The invention also provides a file inquiry device. Fig. 2 is a schematic diagram illustrating an internal structure of a file query apparatus according to an embodiment of the present invention.
In this embodiment, the file inquiry apparatus 1 may be a PC (Personal Computer), a terminal device such as a smart phone, a tablet Computer, or a mobile Computer, or may be a server. The file querying device 1 comprises at least a memory 11, a processor 12, a communication bus 13, and a network interface 14.
The memory 11 includes at least one type of readable storage medium, which includes a flash memory, a hard disk, a multimedia card, a card type memory (e.g., SD or DX memory, etc.), a magnetic memory, a magnetic disk, an optical disk, and the like. The memory 11 may in some embodiments be an internal storage unit of the file querying device 1, such as a hard disk of the file querying device 1. The memory 11 may also be an external storage device of the file query apparatus 1 in other embodiments, such as a plug-in hard disk provided on the file query apparatus 1, a Smart Media Card (SMC), a Secure Digital (SD) Card, a Flash memory Card (Flash Card), and the like. Further, the memory 11 may also include both an internal storage unit and an external storage device of the file inquiry apparatus 1. The memory 11 may be used not only to store application software installed in the file search apparatus 1 and various types of data, such as a code of the file search program 01, but also to temporarily store data that has been output or is to be output.
The processor 12 may be a Central Processing Unit (CPU), controller, microcontroller, microprocessor or other data Processing chip in some embodiments, and is used for executing program codes stored in the memory 11 or Processing data, such as executing the file query program 01.
The communication bus 13 is used to realize connection communication between these components.
The network interface 14 may optionally include a standard wired interface, a wireless interface (e.g., WI-FI interface), typically used to establish a communication link between the apparatus 1 and other electronic devices.
Optionally, the apparatus 1 may further comprise a user interface, which may comprise a Display (Display), an input unit such as a Keyboard (Keyboard), and optionally a standard wired interface, a wireless interface. Alternatively, in some embodiments, the display may be an LED display, a liquid crystal display, a touch-sensitive liquid crystal display, an OLED (Organic Light-Emitting Diode) touch device, or the like. The display, which may also be referred to as a display screen or display unit, is suitable for displaying information processed in the document querying device 1 and for displaying a visualized user interface.
Fig. 2 shows only the document querying device 1 with the components 11 to 14 and the document querying program 01, and it will be understood by those skilled in the art that the structure shown in fig. 1 does not constitute a limitation of the document querying device 1, and may comprise fewer or more components than those shown, or may combine some components, or may be arranged differently.
In the embodiment of the apparatus 1 shown in fig. 2, a file query program 01 is stored in the memory 11; the following steps are implemented when the processor 12 executes the file query program 01 stored in the memory 11:
the method comprises the steps of firstly, acquiring a collection file set of a client, creating service description of the collection file set in a file system, and storing the collection file set after the service description is created into cloud storage.
In the preferred embodiment of the present invention, the client is also called a client, which refers to a program corresponding to the server for providing local services to the client.
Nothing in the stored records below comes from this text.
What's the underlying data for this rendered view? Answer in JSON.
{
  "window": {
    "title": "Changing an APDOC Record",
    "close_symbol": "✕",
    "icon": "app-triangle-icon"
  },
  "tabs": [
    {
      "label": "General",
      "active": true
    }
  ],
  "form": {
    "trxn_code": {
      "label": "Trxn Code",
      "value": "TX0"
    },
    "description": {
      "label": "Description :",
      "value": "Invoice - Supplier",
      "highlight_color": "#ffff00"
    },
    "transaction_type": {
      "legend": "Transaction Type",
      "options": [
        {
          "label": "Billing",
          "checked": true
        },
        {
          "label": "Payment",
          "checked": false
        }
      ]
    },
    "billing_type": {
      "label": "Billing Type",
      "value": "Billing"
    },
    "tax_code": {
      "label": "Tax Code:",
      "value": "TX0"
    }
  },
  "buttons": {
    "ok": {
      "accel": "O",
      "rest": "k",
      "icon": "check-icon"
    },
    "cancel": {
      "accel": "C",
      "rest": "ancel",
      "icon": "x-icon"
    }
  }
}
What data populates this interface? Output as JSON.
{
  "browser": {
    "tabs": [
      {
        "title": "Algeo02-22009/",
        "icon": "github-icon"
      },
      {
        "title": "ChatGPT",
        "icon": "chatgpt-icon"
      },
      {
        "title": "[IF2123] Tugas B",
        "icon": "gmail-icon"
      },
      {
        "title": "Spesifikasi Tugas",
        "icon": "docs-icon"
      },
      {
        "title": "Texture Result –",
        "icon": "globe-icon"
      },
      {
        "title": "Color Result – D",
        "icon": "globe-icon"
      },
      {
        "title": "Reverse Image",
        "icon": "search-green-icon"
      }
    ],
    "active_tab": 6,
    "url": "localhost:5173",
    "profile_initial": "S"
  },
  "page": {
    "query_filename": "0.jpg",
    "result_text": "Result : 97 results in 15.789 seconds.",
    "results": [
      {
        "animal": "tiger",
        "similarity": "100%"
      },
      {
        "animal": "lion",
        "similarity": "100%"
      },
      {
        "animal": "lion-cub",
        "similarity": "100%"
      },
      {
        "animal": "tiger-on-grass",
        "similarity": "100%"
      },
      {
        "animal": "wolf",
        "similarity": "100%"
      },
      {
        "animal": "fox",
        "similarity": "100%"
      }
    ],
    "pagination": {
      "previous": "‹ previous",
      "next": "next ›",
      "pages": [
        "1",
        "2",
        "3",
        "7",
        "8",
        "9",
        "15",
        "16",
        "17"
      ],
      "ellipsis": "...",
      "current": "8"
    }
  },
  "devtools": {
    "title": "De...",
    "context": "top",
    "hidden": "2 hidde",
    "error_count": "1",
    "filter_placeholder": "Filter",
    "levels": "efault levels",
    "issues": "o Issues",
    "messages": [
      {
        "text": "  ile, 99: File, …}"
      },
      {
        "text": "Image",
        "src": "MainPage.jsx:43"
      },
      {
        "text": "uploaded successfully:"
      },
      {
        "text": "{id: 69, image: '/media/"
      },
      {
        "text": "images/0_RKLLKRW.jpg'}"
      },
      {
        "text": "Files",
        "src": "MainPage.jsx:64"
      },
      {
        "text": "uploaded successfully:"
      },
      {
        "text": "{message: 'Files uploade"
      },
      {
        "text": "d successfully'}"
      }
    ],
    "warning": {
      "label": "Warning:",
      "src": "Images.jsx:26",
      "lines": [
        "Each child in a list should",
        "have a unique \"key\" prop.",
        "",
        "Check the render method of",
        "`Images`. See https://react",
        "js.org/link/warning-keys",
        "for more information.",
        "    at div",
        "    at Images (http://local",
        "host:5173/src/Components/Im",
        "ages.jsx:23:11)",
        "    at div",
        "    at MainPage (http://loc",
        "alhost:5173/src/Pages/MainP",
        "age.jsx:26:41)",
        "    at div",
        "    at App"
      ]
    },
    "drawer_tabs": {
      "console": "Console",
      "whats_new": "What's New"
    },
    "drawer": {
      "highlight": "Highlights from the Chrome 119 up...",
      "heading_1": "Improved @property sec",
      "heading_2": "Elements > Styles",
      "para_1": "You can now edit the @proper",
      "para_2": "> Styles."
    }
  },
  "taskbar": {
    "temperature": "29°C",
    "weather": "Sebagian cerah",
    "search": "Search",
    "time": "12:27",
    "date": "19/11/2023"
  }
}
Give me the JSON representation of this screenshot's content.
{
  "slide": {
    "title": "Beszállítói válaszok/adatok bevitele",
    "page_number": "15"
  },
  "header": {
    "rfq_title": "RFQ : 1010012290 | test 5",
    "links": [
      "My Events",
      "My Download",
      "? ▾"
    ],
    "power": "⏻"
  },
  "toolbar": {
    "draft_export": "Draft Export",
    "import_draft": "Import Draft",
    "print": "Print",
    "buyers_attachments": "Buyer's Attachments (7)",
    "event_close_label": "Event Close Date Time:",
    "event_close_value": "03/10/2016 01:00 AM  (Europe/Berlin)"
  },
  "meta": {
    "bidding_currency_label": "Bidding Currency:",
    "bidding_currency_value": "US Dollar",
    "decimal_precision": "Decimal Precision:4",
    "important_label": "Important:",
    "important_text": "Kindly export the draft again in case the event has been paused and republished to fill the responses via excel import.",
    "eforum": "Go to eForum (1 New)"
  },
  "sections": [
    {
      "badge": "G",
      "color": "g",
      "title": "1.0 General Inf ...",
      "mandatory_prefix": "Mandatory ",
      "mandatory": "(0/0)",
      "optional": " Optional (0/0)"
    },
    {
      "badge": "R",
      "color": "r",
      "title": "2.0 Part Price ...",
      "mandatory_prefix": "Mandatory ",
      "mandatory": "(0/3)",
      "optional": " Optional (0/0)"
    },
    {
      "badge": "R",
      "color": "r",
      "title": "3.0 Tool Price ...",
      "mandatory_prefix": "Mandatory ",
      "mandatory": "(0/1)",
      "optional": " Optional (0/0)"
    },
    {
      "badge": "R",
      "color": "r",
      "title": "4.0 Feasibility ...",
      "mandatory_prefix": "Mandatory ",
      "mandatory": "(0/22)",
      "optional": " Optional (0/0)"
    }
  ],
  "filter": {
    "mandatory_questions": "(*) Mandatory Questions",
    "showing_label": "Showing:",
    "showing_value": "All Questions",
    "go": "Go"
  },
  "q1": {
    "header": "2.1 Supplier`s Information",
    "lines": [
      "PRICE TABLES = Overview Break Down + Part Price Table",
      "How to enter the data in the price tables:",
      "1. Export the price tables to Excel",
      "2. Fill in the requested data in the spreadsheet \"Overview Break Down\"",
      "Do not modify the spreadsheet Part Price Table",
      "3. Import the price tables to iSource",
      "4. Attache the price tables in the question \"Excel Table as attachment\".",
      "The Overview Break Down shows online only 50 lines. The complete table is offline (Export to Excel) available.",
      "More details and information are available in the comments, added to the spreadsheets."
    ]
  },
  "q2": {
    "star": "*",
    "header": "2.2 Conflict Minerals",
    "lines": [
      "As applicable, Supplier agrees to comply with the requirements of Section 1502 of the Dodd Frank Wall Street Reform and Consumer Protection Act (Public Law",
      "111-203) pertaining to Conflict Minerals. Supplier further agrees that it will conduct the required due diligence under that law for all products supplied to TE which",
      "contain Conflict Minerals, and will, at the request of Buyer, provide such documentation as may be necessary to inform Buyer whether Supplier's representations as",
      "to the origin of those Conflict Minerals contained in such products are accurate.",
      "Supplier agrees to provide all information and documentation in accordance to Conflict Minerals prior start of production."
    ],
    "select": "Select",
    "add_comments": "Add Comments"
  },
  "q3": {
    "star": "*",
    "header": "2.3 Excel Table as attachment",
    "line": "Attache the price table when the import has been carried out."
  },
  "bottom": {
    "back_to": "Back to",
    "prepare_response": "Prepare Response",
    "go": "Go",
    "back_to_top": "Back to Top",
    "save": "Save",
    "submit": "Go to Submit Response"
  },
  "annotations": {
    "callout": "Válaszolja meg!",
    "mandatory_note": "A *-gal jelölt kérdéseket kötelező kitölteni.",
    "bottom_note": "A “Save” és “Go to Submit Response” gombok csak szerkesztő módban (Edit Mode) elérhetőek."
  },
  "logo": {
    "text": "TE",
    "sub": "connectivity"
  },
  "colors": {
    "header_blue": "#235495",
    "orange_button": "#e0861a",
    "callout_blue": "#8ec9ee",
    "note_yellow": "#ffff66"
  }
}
The collection file set of the client is obtained by the following two ways: in the first mode, traversing and retrieving are carried out from a local disk of the client to obtain the collection file set; and secondly, searching the collected file set from a search engine by using the keywords according to the requirements of the user.
The Cloud storage refers to a mode of online storage (Cloud storage), i.e., data is stored on a plurality of virtual servers, which are usually hosted by third parties, rather than on dedicated servers.
Preferably, the file system in the present invention is a Hadoop Distributed File System (HDFS). The HDFS has high fault tolerance and can be deployed on low-cost hardware, and meanwhile, the HDFS relaxes the requirement on a portable operating system interface, so that the HDFS can access file data in a streaming mode, thereby providing high-throughput access to data of an application program and being suitable for the application program with a large data set.
In detail, the HDFS is composed of a NameNode (master node) and n datanodes (slave nodes), where the NameNode is mainly responsible for managing a file namespace and a master server accessed by a client, and the DataNode is responsible for managing file storage. In the preferred embodiment of the present invention, a service description of the collection file set is created in the master node of the HDFS file system.
Further, the service description refers to a brief summary of the content of the collection file set, and may also be represented as a name of the collection file set.
And step two, extracting keywords from the service description through a keyword extraction algorithm to obtain the keywords of the service description, converting the keywords into word vectors, and storing the word vectors.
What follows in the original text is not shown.